Se presenta con un precioso color burdeos granatoso con ribete rubí de destellos anaranjados, bastante cubierto, al final de la botella presenta unos ligeros sedimentos, la lágrima es abundante y deja la copa tintada.
En nariz se despliega extraño para lo que recuerdo de estos vinos, con unos aromas a mantequilla y crema pastelera, maderas nuevas, cierto toque muy elegante de vainilla, se deja entrever alguna fruta tropical que de momento no la identifico claramente, y como no fruta muy madura moras y picotas principalmente aunque hay algo más de fruta que se esconde dandole misterio y elegancia. Y como no, esas notas a cedro y bosque que envuelven a todo el conjunto.
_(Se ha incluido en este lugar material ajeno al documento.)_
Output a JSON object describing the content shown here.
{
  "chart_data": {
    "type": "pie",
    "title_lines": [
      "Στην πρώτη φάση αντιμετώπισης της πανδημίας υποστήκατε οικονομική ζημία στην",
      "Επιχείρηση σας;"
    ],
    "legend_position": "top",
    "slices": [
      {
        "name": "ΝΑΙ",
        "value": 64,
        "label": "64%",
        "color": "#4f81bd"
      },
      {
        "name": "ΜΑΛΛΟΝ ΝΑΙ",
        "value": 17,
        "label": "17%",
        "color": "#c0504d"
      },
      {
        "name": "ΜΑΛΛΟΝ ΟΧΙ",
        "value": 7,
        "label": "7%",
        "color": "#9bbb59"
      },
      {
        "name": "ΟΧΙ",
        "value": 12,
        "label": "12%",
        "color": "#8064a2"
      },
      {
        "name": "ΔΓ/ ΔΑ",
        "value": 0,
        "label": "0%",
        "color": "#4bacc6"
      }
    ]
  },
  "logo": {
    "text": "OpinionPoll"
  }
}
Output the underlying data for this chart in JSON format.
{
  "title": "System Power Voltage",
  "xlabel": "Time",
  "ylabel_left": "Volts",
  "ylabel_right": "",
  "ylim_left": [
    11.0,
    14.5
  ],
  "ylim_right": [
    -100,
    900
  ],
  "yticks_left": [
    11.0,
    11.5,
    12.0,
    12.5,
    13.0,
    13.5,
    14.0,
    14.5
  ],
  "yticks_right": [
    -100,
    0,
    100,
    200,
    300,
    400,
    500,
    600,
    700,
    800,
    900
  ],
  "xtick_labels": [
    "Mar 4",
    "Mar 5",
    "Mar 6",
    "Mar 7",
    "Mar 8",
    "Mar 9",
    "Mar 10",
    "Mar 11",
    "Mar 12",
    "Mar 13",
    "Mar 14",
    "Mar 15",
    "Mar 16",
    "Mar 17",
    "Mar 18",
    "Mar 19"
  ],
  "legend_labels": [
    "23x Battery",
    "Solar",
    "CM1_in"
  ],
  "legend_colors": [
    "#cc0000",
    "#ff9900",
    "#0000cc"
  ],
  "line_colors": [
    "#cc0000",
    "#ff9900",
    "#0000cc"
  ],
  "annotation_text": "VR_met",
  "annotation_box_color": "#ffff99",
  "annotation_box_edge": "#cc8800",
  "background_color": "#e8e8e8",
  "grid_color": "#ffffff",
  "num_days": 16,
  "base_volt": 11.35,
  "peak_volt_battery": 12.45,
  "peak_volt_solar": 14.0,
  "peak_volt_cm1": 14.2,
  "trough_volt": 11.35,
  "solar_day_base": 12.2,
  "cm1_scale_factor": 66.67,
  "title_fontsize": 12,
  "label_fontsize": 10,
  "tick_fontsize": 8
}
Por su retronasal identifico el plátano, quizás sea esa la nota tropical que no identificaba bien inicialmente.
Su boca, es maravilloso, potente, amplio, con un desarrollo largo, persistente, buena acidez que le garantiza vida y a priori y en mi humilde opinión, buena evolución, sus taninos están maduros y solo por ponerle algo en contra una leve astringencia.
Una vez más este vino, sin ser de la opulencia de otros, me engancha, ese toque misterioso y romántico que te da y te hace buscar y buscar. Gracias Fernando por hacer vinos como éste.